The case for an energy windfall tax is simple, the problem is the opt-outs | Nils Pratley

The allowances are either too generous or something has gone wrong in the design

The point to remember about BP chief executive Bernard Looney’s infamous comment about how the company is “a cash machine at these types of prices” was that it was made a year ago – so before the price of hydrocarbons surged a second time after Russia’s invasion of Ukraine in February. BP’s profits today, then, are exactly what you’d expect to see. The third quarter figure was $8.2bn (£7bn) – more than double the same period a year ago.

And the best guide to how far BP is beating its own definition of a par score is the pace of its share buybacks. At a steady $65-a-barrel oil price, the company reckons to spend $1bn a quarter, or $4bn a year, on buying in its own equity. At the nine-month stage of 2022, it has already earmarked $8.5bn for that purpose thanks to a Brent oil price that has been above (and sometimes well above) $85 for 11 of the past 12 months. BP isn’t just outstripping its base case assumptions – it is smashing them.

The case for applying a bigger windfall tax, then, is simple. Life for the likes of BP looks even easier than it did six months ago when Rishi Sunak, as chancellor, introduced the “energy profits levy” on North Sea producers. There is now a fair argument for increasing the levy from 25%, which produces a current overall effective tax rate of 65%, and extending its life. The government is reportedly considering those options and should probably adopt both given the squeeze on the public finances.

But here’s the rub: do not confuse BP’s overall profits – about $23bn so far this year – with what it earns on the home front. Only about 15% of the group’s earnings come from the UK, where BP says it expects to pay $2.5bn of tax from its North Sea business this year, including about $800m from the windfall levy.

Since there is zero possibility of the UK government being able to slap a levy on BP’s earnings from the US, or Azerbaijan, or any of its other big non-UK production bases, upping the North Sea windfall rate from 25% to, say, 30% will not produce oodles of additional revenue from BP for the Treasury.

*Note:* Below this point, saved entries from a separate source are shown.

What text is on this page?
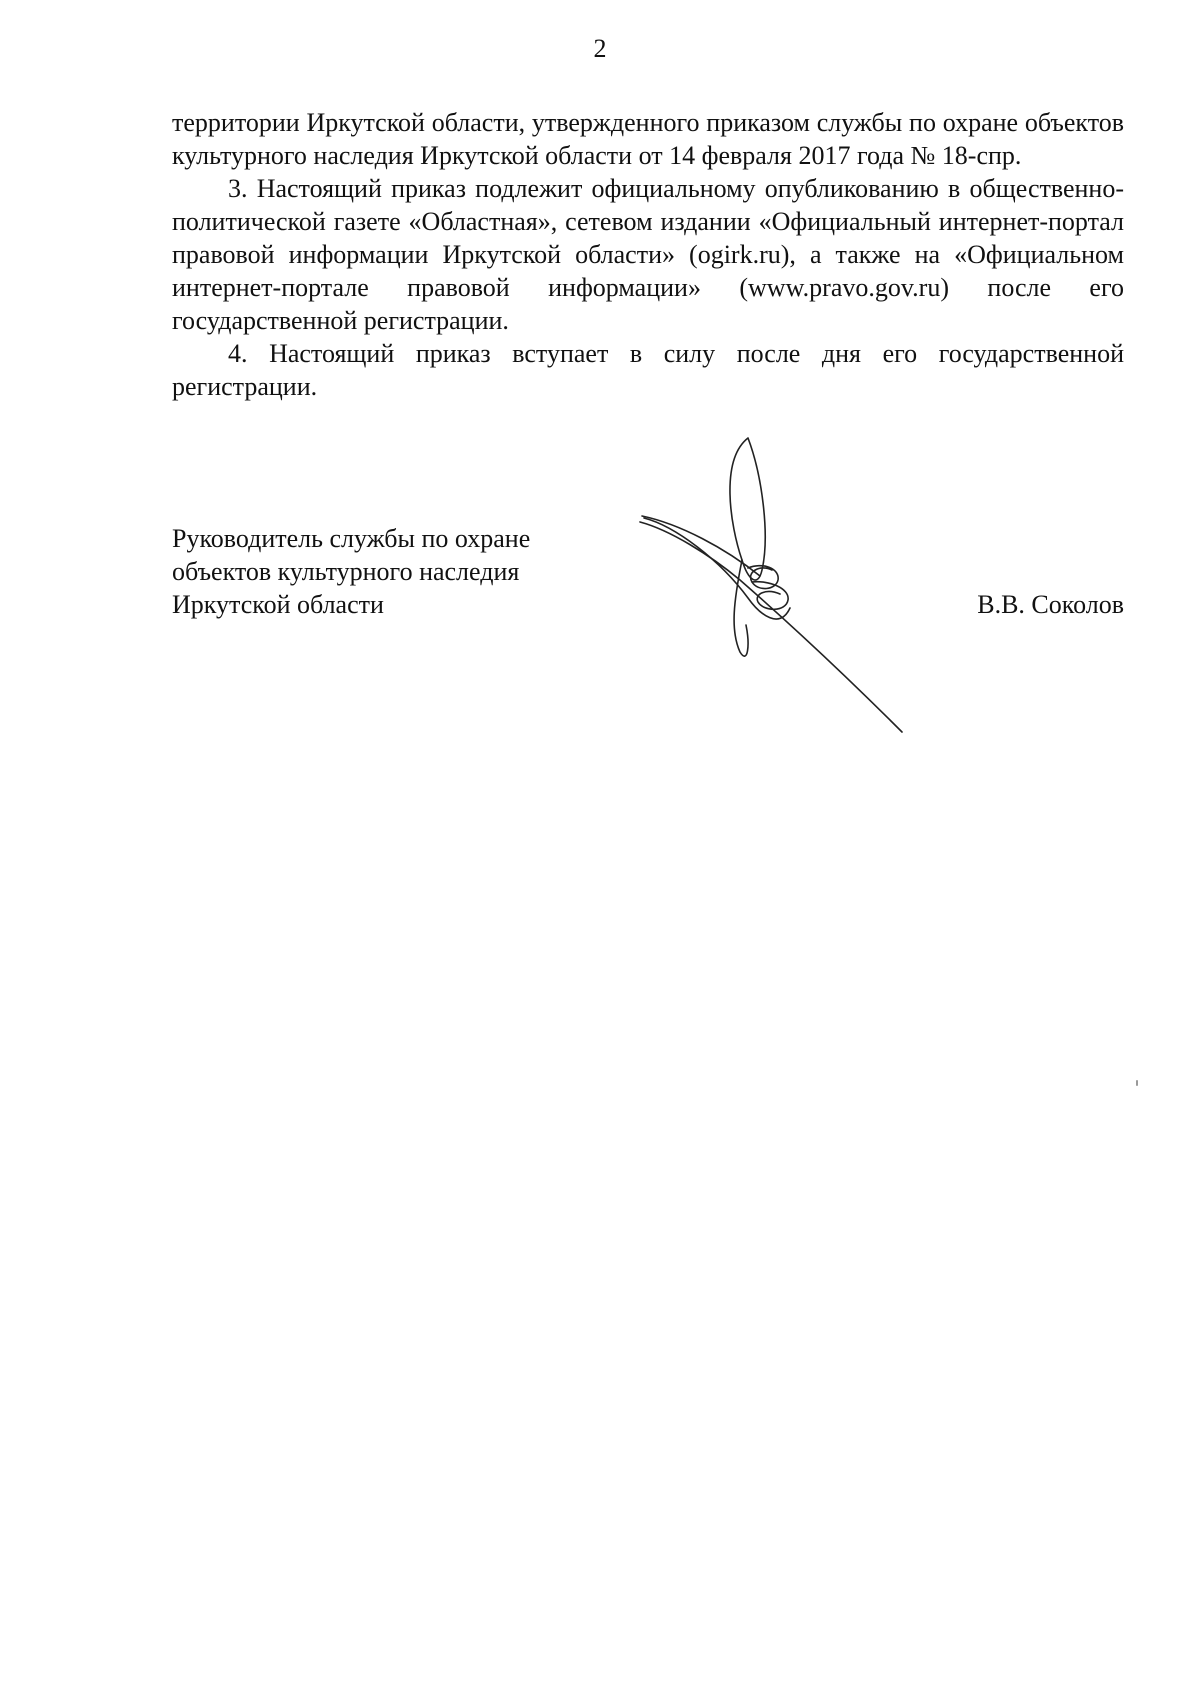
2

территории Иркутской области, утвержденного приказом службы по охране объектов культурного наследия Иркутской области от 14 февраля 2017 года № 18-спр.

3. Настоящий приказ подлежит официальному опубликованию в общественно-политической газете «Областная», сетевом издании «Официальный интернет-портал правовой информации Иркутской области» (ogirk.ru), а также на «Официальном интернет-портале правовой информации» (www.pravo.gov.ru) после его государственной регистрации.

4. Настоящий приказ вступает в силу после дня его государственной регистрации.

Руководитель службы по охране
объектов культурного наследия
Иркутской области	В.В. Соколов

Rather, the real detail to re-examine is the allowance-based deductions that enabled Shell last week to say it expects to pay nothing under the windfall levy this year. That outcome is a nonsense: the allowances are either too generous or something has gone wrong in the design.

Critics will decry further UK fiddles as a deterrent to investment but a readjustment is really a case of keeping up with events. The outlook has changed to the companies’ advantage. Besides, these global operators will be infinitely more bothered by President Biden’s windfall threats.

Not Made to weather the storm

The label of the worst IPO in London’s history clung to Deliveroo for ages after last year’s terrible stock market debut but, by rights, the title of worst dog in the 2021 flotation parade should now pass to The online furniture retailer said it plans to call in administrators on Tuesday at its main operating subsidiary just 16 months after coming to market at a £775m valuation and paying £10.2m to advisers, underwriters and so on.

Yes, Made was unlucky in that global supply-chain disruption in 2021 played havoc with an operating model that relied on just-in-time sourcing from the far east. But, with hindsight, the giveaway on the company’s inability to withstand storms was the fact that its “asset-light vertically integrated model” hadn’t generated a profit in 11 years of existence.

The explanation at the time, naturally, was a Deliveroo-style one about prioritising investment and growth. Come on, furniture is the definition of an old-economy gig. New-fangled “adjusted” cashflow metrics shouldn’t have counted for much.

Therein lies the miracle of that brief post-lockdown flotation boom in 2021: investors’ willingness to suspend disbelief and think Covid had changed everything. Investing is rarely so simple.

The problem with gilts

Having spent more than a decade buying government IOUs under its quantitative easing programme, the Bank of England is now a seller. About £750m of short-dated gilts were sold on Tuesday in an operation that Threadneedle Street can view as a success: prices barely flickered.

The less uplifting news is that there’s “only” £837bn-worth of gilts left to sell or allow to mature. The current programme imagines reducing the pile by £80bn over the course of 12 months, so a full unwind would take another decade. That’s if everything goes to plan, which it won’t.